Relax, restore, it’s almost 2015
By Nancy B. Loughlin
Published in News Press on December 30, 2014. Posted with permission.
Receive. Be passive. Connect with yourself.
Indulge in a holiday time-out.
Restorative yoga is a practice to recharge and refresh, to take a break from daily (particularly holiday) stresses.
It’s not an active, athletic practice, but it’s still a challenge. Can you commit to yourself? Can you soothe the body and calm the mind? Can you gift yourself?
Heather Holland of Ruby and Pearls Yoga Studio devotes hours to restorative practice every holiday season.
“It enables me and every student to open up those dormant areas. It just feels good, like getting a massage,” she said.
In restorative yoga, you allow props to cradle your body in the poses, initiating a deeper relaxation while still tapping into the poses’ energies.
This practice can be done at home with your own props: a block, three blankets and a bolster. If you don’t have your own stash of yoga props, grab a thick book or two, three beach towels and a long pillow.
Holland’s Restorative Pose Sequence
- Child’s Pose
Your block is your pillow. Place the end of your bolster on the block to make a capital T. Stack a folded blanket on top of the block to build your pillow. Top the bolster with another folded blanket. As you take Child’s Pose on the T, tuck another folded blanket under your seat. Surrender, and hold for as long as you like.

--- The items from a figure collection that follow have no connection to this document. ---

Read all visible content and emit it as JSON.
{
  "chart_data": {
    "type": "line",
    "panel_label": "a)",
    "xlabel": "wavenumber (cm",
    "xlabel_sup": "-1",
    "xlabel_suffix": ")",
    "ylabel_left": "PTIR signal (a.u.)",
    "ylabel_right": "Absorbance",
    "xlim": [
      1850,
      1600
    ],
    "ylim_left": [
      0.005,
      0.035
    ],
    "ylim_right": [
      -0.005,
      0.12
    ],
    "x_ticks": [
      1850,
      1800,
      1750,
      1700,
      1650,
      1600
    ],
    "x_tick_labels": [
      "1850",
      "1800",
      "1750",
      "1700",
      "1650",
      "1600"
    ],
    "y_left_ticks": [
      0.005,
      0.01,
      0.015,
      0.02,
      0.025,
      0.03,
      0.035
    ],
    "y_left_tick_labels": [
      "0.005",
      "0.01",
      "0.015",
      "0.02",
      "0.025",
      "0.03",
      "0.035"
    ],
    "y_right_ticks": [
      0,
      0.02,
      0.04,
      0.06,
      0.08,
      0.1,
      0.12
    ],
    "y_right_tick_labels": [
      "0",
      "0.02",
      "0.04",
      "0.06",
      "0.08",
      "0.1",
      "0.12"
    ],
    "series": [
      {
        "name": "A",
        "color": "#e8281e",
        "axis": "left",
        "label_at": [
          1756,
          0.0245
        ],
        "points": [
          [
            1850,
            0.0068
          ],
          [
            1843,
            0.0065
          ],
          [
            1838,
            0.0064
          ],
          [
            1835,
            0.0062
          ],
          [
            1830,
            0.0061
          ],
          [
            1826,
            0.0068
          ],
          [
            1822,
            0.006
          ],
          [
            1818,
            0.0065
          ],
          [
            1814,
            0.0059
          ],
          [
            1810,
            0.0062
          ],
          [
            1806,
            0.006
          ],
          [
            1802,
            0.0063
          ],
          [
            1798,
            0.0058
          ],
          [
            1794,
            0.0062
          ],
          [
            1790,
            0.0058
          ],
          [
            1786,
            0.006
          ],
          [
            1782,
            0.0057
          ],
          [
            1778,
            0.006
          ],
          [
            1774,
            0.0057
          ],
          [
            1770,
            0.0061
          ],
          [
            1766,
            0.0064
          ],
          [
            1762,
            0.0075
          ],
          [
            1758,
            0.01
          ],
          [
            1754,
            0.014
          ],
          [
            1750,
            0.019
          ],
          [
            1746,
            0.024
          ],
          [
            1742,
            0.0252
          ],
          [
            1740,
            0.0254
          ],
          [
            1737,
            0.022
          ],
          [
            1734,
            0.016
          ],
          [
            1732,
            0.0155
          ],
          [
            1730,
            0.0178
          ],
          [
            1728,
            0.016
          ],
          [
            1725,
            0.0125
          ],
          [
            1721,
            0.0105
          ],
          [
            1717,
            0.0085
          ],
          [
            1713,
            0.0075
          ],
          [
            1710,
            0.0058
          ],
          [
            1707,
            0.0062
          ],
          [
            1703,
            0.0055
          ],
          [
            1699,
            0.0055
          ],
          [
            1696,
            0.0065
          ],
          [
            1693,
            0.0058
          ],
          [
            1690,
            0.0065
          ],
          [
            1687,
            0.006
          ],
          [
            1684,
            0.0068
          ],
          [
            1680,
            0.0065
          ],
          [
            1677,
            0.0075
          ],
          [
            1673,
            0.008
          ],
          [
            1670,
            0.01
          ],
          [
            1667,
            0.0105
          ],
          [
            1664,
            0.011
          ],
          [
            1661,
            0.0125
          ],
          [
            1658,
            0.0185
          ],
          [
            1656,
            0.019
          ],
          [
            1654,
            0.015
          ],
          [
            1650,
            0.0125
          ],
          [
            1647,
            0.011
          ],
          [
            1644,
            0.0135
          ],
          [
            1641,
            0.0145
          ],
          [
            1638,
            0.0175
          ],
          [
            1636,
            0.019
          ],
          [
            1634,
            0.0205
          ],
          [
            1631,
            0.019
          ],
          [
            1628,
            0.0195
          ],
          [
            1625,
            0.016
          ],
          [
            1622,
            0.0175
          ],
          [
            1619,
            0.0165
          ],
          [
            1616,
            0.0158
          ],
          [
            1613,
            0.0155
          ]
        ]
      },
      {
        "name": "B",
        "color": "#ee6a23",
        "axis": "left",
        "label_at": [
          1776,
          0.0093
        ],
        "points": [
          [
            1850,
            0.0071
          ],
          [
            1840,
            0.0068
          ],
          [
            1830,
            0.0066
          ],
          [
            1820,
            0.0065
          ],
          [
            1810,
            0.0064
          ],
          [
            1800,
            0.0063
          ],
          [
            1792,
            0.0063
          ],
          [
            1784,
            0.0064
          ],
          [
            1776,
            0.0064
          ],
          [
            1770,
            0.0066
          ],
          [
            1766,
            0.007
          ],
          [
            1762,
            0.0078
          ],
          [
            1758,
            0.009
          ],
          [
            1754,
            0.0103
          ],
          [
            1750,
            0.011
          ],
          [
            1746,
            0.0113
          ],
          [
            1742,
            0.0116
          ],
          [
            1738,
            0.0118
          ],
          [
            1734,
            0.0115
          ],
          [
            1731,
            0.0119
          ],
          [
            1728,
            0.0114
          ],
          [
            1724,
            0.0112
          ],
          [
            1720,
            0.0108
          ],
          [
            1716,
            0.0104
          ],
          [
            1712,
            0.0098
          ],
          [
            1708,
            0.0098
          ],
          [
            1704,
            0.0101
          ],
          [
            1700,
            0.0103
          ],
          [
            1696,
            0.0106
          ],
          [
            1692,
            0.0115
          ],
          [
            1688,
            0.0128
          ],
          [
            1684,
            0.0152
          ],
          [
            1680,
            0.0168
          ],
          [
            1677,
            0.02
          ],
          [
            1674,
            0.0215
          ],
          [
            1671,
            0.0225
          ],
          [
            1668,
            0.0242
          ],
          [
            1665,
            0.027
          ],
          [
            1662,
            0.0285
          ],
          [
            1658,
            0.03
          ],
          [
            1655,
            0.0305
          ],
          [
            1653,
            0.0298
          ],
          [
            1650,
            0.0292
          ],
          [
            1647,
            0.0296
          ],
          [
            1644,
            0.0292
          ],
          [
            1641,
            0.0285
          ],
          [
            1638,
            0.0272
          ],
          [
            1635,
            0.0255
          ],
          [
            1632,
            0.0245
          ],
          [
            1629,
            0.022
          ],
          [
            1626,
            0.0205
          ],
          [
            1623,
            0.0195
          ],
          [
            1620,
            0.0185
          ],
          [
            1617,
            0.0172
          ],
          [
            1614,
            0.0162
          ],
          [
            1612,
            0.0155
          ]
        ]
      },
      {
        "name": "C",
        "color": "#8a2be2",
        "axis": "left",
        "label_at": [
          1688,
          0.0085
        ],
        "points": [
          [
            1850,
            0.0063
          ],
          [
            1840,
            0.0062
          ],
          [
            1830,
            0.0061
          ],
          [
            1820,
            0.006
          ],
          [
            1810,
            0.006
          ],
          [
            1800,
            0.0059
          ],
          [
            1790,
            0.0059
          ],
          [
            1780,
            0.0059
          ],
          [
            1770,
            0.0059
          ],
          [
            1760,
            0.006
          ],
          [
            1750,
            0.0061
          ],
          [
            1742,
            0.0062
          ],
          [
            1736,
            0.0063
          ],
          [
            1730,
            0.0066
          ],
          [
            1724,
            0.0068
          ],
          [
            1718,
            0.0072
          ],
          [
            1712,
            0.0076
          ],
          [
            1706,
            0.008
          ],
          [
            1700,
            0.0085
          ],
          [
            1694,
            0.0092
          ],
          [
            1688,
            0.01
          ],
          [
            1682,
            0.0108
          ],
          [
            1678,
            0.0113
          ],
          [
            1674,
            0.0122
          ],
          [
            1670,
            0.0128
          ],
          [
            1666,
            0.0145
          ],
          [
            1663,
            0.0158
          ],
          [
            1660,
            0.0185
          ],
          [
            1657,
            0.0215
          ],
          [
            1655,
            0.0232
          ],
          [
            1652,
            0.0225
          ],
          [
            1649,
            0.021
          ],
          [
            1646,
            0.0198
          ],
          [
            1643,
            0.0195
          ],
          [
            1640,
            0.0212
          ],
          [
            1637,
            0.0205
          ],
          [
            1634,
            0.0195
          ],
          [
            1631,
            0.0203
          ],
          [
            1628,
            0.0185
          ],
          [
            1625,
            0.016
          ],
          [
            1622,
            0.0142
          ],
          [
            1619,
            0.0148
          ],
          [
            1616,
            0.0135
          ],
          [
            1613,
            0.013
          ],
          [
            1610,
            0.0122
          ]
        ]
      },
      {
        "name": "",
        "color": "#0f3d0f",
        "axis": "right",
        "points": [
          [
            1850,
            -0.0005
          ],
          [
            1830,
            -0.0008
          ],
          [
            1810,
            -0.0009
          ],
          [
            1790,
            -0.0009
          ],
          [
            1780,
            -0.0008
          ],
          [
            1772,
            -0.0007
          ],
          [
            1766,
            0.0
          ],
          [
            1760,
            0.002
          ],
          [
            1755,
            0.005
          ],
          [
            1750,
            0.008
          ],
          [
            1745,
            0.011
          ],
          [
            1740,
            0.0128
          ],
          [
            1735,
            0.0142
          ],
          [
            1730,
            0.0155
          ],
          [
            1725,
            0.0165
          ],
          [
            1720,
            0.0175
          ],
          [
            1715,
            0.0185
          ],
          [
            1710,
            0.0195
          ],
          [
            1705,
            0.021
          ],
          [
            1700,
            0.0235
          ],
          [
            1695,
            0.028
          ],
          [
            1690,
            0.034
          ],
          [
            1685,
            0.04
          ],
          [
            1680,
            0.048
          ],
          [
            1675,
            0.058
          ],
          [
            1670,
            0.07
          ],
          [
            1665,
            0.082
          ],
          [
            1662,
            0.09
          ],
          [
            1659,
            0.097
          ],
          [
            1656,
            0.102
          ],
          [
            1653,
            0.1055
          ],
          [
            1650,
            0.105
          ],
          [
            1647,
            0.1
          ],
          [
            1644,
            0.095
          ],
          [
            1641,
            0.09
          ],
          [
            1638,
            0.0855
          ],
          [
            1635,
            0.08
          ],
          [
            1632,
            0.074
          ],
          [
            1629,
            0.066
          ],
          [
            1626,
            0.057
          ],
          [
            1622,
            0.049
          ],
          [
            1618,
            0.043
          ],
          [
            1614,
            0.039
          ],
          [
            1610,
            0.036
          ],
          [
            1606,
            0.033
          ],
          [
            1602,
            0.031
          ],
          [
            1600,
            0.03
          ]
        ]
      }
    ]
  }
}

2. Wide-Legged Forward Fold
Sit with your legs in a wide but comfortable V. Pull the padding out from under your seat so you can forward fold with a straight back. Drop your head and arms over a stack of the bolster, three blankets and the block. Give in.
3. Fold in Sukhasana
Sit cross legged, and forward fold onto three blankets on top of the bolster. Stretch your back, and allow your hips to open. After five minutes or longer, reverse the position of your legs. Just release.
4. Close with Reclined Cobbler’s Pose
Build the same T as in Child’s Pose. Lie back on the T, your head supported by the blanket and block, the bolster padded by a blanket along your spine. Your seat should not be on the bolster but on the floor. As you bring the soles of your feet to touch, wrap your third blanket, rolled long in a C, under your thighs. Add an eye pillow and breathe.
When life is frantic, like now, practice for up to an hour after an evening bath or hot shower. Light candles, choose soothing music and connect with yourself through relaxation.
This time is just for you. Sleep well.